I hereby release myself from the guilt of not connecting myself to 7.62 billion people, as of this month (easily confirmed by enough sites I don’t feel the need to give a supporting source).
I hereby will allow myself to enjoy expressing my brain as I truly love;
With long-winded RAMBLING.
The same way my brain works in my skull.
No response needed. No thumbs desired. No justification given. No algorithms to pointlessly consider. Just an occasional revealed window to my mind, to my person, to my soul.
If you are here, you want to be here. There is a real purpose to visit. There is a real desire to give thought and consideration for the whole story without the ease of knee-jerk responses, if you indeed decide it is worth finishing the Ramble.
So here I am. You don’t have be here with me. You don’t have let me know you are here with me, and I don’t have to care if you aren’t.
For better or worse, life happens. Regret sucks, and you can never get back what you lost. But along the way, life gives a lot. It is hard to say if it was worth the gain, but it is there, and you wouldn’t have it without those regrets.
I am massively by confused by the emotions that triggers. The feelings are so conflicting, they are a knot, and maybe the only way to untie that knot is to just walk pass it.
A new journey has begun, and this journey is about going slower, working harder, and learning new skills with every step.

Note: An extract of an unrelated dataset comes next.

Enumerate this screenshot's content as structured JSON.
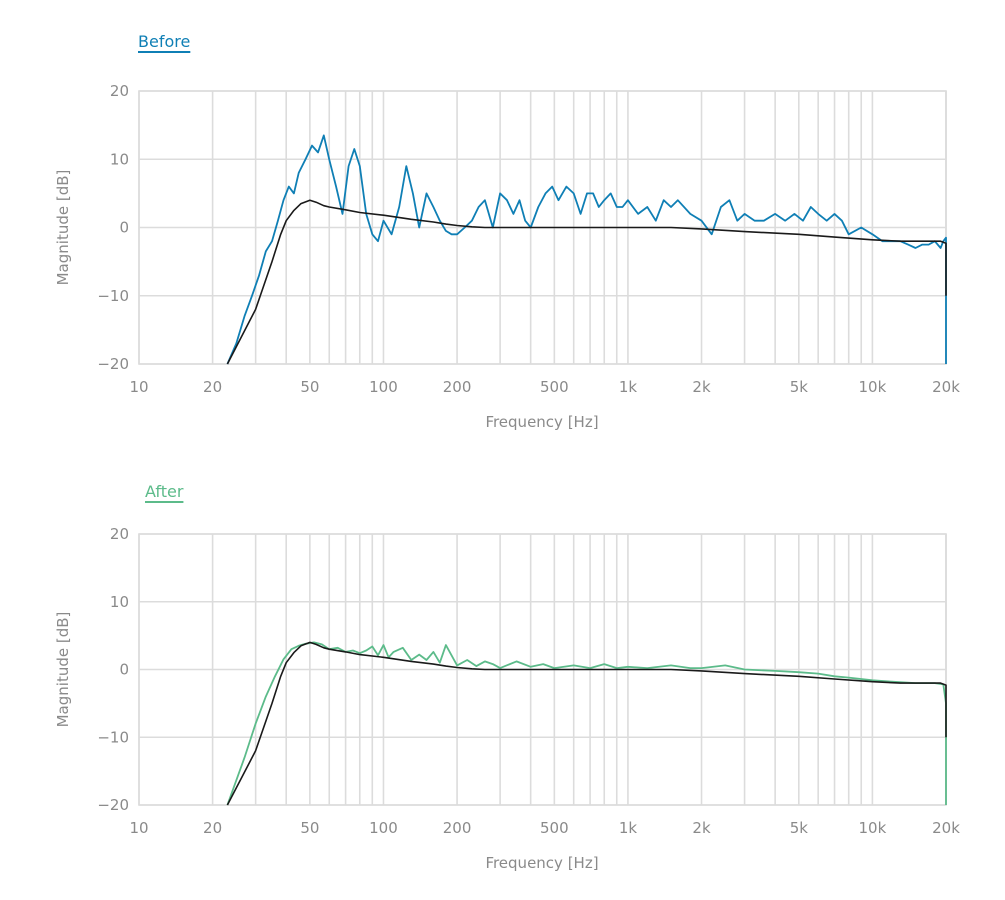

For example, building my own personal house on the WWW located on my own property called- duckindogs.com
If you made this far, congrats, I bet it wasn’t easy. If you did get this far, I hope I have whetted your appetite for more occasional long-winded Rambles.
Truly yours,
Duckin’ Kev
2 comments on “Welcome to Rambles”
Hi Kevin. I actually did read your post the whole way through. I know you have been having a hard time for quite awhile. I didn’t comment too much on FB to your posts because I have a lot here that I deal with myself. For me keeping very busy helps, the busier I am, the better I do. I have dealt with depression most of my life and that is just how I deal with it. I had gotten meds for it once but never took them. Being busy just works for me. I only wish you the best and hope that someday things will level out for you. Hugs to you my friend….
Yes, it has been hard, but I have never felt as rewarded for life being hard as I do now. The effort I spend paying attention to my local environment, the more at ease I become with myself. It has been a journey, and hopefully I have found my way through the darkest of the jungles. With the light from all I have learned, hopefully I will never have to contend with such darkness again.